Anin (15) Was-Was

2.7K 212 1
                                    


aku kok geli sendiri ya bacanya wkwk

.

.

.

"manyun aja nih neng" Anin mendengus dengan ejekan Fakhri yang tiba tiba datang entah darimana.

"kenapa lagi nih temen lu? Kok kayaknya gak bergairah gitu?" Fakhri ini kebetulannya juga sama-sama orang Jakarta dengan Anin dan Rika.

"apalagi kalo bukan karena abang-abangannya" ujar Rika santai.

"apaan sih, enggak lah" Anin membalas dengan nada sewot.

"anjir jadi beneran ini Nin? Biar gue bilangin temen gue nih, kasian kan kalo ngarep terus"

Rika yang mendengar itu sontak tertawa, rupanya Fakhri benar-benar niat menjadi mak-comblang.

"hubungi duluan aja sih, dari pada lo galau" Rika menyenggol bahu Anin, menyadari sumber kegalauan gadis itu.

"siapa yang galau!"

Anin tidak ingin mengaku jika keresahannya selama beberapa hari ini adalah karena Radit yang sudah jarang menghubunginya.

Sudah hampir sebulan dan pria itu bahkan belum juga mendatanginya lagi seperti yang pria itu janjikan.

Makin lama Radit juga makin jarang menghubunginya. Anin yang masih kelewat gengsi juga pantang untuk menanyakan atau meghubungi lebih dulu meski dia penasaran.

Entah kenapa perasaannya juga menjadi tidak enak dan was-was. Bisa saja Radit menyerah dengan dirinya, Radit muak karena Anin yang begitu jual mahal dan seringkali mengabaikan panggilan juga pesan pria itu.

Kalo memang seperti itu, memangnya kenapa? Batin Anin mengejek. Kenapa justru dirinya merasa takut jika Radit akan memutuskan untuk benar-benar menyerah. Memikirkan itu membuat Anin benar-benar merasa gelisah.

"pulang aja yuk" ajaknya pada Rika dengan wajah murung.

Rika yang menegerti dengan suasana hati sanga sahabat langsung menurut. Sementara Fakhri hanya bisa menghela napas ketika kedua gadis itu meinggalkannya.

Begitu sampai dikamar kostnya, Anin langsung merebahkan dirinya dengan pikiran menerawang.
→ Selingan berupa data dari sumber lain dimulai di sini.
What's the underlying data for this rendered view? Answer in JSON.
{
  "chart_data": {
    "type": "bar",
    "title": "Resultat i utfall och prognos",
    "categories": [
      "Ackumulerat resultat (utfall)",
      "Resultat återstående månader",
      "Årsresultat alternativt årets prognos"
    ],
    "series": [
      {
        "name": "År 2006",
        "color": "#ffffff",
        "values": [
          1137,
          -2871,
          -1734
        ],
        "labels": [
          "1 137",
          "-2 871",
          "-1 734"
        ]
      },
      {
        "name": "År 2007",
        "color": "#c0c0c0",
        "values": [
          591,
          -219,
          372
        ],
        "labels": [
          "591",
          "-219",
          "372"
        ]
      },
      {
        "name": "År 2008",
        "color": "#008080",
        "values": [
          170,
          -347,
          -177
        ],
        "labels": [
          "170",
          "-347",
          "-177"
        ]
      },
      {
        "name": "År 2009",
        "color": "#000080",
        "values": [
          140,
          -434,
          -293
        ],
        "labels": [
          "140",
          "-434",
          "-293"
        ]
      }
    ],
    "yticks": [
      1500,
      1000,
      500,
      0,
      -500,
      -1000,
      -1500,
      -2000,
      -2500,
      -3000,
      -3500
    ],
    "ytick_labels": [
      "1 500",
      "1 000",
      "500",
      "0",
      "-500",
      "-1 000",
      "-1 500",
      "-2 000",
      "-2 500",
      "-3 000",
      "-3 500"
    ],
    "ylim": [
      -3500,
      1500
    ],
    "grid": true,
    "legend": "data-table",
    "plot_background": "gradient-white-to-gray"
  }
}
Diraihnya ponsel kemudian memandangi Riwayat chatnya denga Radit begitu lama, seperti sedang mempertimbangkan sesuatu.

Setelah lama berpikir keras, Anin memutuskan untuk mendial kontak Radit. Namun sebelum itu terdengar suara ketukan pintu kamar kostnya.

Anin lalu menunda kegiatannya dan beranjak untuk membuka pintu, dan betapa kagetnya ia begitu wajah yang dirisaukannya beberapa hari ini terpampang nyata dihadapannya.

Begitu pula dengan Radit, tanpa berlama-lama lagi pria itu menarik Anin dalam pelukannya. Tidak peduli jika ini lingkungan kost wanita atau akan ada orang yang melihat tingkahnya.

"I miss you, rasanya mau gila, Nin" bisik pria itu.

Sementara Anin yang sudah kembali dari keterkejutannya juga reflek membalas pelukan pria itu tidak kalah eratnya.

Matanya berkaca-kaca saat Radit terus-terus membisikan kata rindu dan mengecup rambutnya.

Belum terucap kata terima untuk pria itu, namun Anin merasa mereka seperti sudah menjadi sepasang kekasih yang saling merindu. Perasaannya yang gelisah kian mengendur tergantikan menjadi lega dan senang, terlebih melihat kondisi Radit yang tampak sehat-sehat saja.

Setelah berpelukan cukup lama... dan disinilah mereka, duduk dengan kikuk didalam kost Anin dengan pintu yang dibuka lebar. Sebenarnya yang kikuk hanya Anin, sementara Radit tampak cukup santai dengan memperhatikan sekeliling kamar kost tersebut.